There some information on the page linked below about setting up on google cloud from a generic OS image. Most would be the same on AWS. This is kind of the manual method but I’ve also heard that amazon WorkSpaces are an easy way to get going.
Thanks! I’m trying it out on GCP now and I’ll give it a shot to see how/if it works in both cases.
Hoping to revive this old thread, has anyone had any success running slicer on an EC2? I’m trying to configure an EC2 to support slicer but hitting issues with graphics support.
Yes, I run Slicer on EC2 all the time, very similar to the GCP setup described in the link above, or at this newer document. Note that you do need to have a quota approved in order to use a GPU with your instance if you want to use windows. Linux can use GPU but can also be used without GPU if that suits your needs better.
EC2 also offers AppStream, which is also good if you plan to use it a lot.
Thanks for the quick reply! I’m currently running Windows on a g4 instance (g4dn.xl). I’m somewhat new to AWS, are quotas necessary if I’m not running elastic gpu?
Did you have to do any configuration within the Windows environment to allow Slicer to run?

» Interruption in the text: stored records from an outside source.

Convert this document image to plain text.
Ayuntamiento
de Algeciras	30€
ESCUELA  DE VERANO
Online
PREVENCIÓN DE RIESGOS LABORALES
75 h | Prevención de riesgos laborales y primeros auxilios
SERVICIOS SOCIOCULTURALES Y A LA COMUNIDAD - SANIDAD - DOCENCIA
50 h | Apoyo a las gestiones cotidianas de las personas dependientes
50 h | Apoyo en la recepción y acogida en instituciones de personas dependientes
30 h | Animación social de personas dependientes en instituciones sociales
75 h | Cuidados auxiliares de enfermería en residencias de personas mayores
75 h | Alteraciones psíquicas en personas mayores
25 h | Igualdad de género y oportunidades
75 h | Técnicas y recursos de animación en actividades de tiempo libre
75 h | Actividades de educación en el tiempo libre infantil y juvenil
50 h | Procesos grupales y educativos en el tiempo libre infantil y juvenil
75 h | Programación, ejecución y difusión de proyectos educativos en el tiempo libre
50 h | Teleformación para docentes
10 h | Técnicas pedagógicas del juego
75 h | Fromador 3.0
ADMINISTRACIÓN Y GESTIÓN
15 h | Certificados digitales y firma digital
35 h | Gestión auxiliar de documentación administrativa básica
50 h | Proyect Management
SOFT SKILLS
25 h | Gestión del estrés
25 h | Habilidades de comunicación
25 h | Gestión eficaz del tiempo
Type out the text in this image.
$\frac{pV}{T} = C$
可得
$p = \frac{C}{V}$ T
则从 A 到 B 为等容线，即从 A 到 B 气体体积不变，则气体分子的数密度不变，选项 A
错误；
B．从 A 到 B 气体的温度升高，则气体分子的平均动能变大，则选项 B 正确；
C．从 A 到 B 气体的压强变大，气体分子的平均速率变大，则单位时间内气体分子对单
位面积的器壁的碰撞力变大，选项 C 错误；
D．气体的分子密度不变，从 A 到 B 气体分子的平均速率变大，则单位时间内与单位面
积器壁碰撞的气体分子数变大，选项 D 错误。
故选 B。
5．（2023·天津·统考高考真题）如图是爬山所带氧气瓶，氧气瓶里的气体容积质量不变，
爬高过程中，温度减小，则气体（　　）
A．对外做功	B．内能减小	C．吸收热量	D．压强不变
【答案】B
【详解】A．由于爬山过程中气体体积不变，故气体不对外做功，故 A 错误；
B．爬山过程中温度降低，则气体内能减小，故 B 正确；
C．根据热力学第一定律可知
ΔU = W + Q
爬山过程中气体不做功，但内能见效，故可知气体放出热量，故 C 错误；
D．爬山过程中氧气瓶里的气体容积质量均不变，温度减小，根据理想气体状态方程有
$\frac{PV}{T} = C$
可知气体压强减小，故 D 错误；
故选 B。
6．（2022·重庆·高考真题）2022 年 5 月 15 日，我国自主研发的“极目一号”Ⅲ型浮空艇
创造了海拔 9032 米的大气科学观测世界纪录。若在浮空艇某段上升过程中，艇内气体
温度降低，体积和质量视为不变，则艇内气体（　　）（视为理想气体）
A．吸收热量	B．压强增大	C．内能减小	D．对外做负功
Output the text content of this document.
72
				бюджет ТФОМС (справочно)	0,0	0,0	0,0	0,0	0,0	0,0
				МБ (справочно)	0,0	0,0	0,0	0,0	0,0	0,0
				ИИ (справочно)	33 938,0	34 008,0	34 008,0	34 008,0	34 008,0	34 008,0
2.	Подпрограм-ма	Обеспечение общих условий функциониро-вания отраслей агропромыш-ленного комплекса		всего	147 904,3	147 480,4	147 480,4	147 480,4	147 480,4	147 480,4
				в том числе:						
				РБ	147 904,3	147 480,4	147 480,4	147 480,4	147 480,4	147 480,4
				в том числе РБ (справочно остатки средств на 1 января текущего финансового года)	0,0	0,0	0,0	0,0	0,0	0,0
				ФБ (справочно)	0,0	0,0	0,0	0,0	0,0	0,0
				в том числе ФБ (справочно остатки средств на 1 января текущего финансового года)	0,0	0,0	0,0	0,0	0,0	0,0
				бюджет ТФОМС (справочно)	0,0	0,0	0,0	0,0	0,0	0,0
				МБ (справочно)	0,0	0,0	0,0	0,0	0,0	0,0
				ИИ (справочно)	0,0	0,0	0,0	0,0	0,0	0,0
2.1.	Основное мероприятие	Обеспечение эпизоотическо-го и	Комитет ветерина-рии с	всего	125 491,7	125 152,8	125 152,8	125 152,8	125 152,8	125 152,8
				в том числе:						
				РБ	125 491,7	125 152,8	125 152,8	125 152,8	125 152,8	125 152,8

(I’ve spun up an AMI that isn’t really optimized for GPU (I’m limited in what I’m allowed to use in my current environment), installed what should be the compatible CUDA (11.7), disabled the built-in display in Device Manager and installed Media Foundation and Quality Windows Audio Video Experience. I’m seeing the Tesla GPU under Device Manager display options and with nvidia-smi.)
From what you describe I think it should work. You might be hitting an issue with RDP (e.g. this), so trying an alternative like Chrome Remote Desktop or NICE DCV could help. I don’t usually use windows much so I can’t say for sure. @rbumm has been trying to set up something like this too, so maybe tomorrow he can chime in with his experience since he was apparently hitting quota issues.
Thank you. I noticed that recommendation in another thread, but unfortunately in our case we can only use Remote Desktop Connection as other methods are currently unapproved.
@rbumm I’d love to hear about your experience with this!
@bbkonk will report progress, plus we have set up a project at the upcoming Project Week where we will document the workflow.
We make good progress in setting up AWS Windows EC2 instances with GPU support.
The workflow is documented here and will be a project of the upcoming 38th NA-MIC Project Week. Setting up a g5.xlarge instance takes around 20-30 min (unattended) and another 10 minutes to install 3D Slicer and extensions. Performance is great. You can stop and start the instance on demand.
The main hurdle is to let your local Amazon representative increase the instance_type “G and VT” limit to 8 vCPUs
which is at 0 vCPUs by default in a private AWS account (for safety reasons).